Il ne blâmait en elle que deux goûts, celui du théâtre et celui des bijouteries fausses.
Ses amies (elle connaissait quelques femmes de modestes fonctionnaires) lui procuraient à tous moments des loges pour les pièces en vogue, même pour les premières représentations; et elle traînait, bon gré, mal gré, son mari à ces divertissements qui le fatiguaient affreusement après sa journée de travail. Alors il la supplia de consentir à aller au spectacle avec quelque dame de sa connaissance qui la ramènerait ensuite. Elle fut longtemps à céder, trouvant peu convenable cette manière d’agir. Elle s’y décida enfin par complaisance, et il lui en sut un gré infini.
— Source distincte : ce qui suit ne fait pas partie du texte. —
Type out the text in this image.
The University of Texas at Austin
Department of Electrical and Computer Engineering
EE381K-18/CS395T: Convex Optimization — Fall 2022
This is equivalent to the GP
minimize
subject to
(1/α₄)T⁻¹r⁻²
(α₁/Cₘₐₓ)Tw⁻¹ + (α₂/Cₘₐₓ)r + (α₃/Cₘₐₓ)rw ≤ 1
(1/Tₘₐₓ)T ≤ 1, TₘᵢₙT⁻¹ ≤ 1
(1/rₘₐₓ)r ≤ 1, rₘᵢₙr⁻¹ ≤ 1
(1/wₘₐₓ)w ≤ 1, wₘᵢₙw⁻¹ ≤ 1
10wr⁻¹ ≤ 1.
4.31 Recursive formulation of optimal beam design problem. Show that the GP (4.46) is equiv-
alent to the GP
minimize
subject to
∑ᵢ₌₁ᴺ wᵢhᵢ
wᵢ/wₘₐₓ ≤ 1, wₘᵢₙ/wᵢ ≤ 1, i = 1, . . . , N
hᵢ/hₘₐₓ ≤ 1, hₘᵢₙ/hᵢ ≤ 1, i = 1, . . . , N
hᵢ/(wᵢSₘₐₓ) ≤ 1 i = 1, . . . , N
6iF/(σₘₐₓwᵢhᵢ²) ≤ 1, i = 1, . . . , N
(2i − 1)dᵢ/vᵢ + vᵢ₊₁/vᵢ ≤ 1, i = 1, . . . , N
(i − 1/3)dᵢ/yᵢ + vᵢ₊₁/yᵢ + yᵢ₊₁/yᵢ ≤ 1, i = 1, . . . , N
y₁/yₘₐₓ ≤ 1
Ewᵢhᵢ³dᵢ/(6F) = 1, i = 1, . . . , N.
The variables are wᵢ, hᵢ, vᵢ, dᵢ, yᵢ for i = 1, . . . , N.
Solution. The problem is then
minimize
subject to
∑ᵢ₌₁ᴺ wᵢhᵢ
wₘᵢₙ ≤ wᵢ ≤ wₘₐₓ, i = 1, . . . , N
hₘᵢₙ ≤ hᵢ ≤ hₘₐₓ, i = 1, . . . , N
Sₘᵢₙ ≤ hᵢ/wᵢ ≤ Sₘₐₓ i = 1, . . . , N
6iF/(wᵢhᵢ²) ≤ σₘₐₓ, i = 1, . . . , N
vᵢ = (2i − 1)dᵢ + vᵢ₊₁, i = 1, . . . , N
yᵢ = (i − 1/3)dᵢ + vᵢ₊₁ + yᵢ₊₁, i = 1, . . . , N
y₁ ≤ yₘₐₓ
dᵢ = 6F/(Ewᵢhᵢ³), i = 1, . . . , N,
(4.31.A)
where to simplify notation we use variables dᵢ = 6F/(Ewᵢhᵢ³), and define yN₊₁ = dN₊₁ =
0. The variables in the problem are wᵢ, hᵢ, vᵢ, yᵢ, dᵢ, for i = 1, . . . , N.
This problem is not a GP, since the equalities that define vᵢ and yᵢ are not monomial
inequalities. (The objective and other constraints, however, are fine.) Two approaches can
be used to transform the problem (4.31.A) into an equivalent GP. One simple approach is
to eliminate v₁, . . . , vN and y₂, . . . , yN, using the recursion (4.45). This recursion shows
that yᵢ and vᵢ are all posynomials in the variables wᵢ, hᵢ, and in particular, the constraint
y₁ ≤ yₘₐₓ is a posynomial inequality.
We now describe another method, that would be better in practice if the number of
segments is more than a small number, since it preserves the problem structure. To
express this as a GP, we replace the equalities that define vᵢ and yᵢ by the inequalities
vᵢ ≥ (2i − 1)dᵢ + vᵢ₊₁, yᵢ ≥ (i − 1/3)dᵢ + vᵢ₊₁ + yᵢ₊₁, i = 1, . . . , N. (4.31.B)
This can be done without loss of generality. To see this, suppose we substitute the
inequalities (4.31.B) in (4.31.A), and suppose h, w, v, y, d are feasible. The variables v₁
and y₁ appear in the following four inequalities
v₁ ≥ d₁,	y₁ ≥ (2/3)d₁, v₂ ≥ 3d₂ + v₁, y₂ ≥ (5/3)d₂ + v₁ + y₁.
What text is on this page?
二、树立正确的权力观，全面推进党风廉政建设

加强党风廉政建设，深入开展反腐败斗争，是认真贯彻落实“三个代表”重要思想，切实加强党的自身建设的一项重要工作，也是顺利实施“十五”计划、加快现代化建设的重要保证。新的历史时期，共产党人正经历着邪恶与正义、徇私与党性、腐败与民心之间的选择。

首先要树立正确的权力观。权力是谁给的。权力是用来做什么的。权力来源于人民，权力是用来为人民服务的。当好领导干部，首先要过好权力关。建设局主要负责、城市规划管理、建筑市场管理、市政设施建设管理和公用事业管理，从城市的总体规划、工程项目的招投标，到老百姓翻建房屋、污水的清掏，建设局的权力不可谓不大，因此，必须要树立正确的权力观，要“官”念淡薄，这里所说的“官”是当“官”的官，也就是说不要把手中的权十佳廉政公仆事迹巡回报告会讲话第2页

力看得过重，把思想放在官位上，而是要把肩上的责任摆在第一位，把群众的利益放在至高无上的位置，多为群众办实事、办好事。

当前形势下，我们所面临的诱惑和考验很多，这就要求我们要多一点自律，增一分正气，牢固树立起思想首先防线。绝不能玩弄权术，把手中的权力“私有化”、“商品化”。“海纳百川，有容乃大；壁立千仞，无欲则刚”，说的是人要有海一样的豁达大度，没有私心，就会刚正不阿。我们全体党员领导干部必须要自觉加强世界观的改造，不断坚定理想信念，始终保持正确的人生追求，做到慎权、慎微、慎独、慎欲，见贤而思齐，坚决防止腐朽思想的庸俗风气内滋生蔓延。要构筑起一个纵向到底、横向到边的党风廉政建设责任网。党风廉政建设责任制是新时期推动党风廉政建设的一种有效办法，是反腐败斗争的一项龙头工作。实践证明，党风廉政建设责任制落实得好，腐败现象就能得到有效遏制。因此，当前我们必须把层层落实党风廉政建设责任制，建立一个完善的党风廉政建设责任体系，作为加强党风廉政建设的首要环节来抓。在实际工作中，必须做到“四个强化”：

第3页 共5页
Or ce goût pour le théâtre fit bientôt naître en elle le besoin de se parer. Ses toilettes demeuraient toutes simples, il est vrai, de bon goût toujours, mais modestes; et sa grâce douce, sa grâce irrésistible, humble et souriante, semblait acquérir une saveur nouvelle de la simplicité de ses robes, mais elle prit l’habitude de pendre à ses oreilles deux gros cailloux du Rhin qui simulaient des diamants, et elle portait des colliers de perles fausses, des bracelets en similor, des peignes agrémentés de verroteries variées jouant les pierres fines.
Son mari, que choquait un peu cet amour du clinquant, répétait souvent: «Ma chère, quand on n’a pas le moyen de se payer des bijoux véritables, on ne se montre parée que de sa beauté et de sa grâce, voilà encore les plus rares joyaux.»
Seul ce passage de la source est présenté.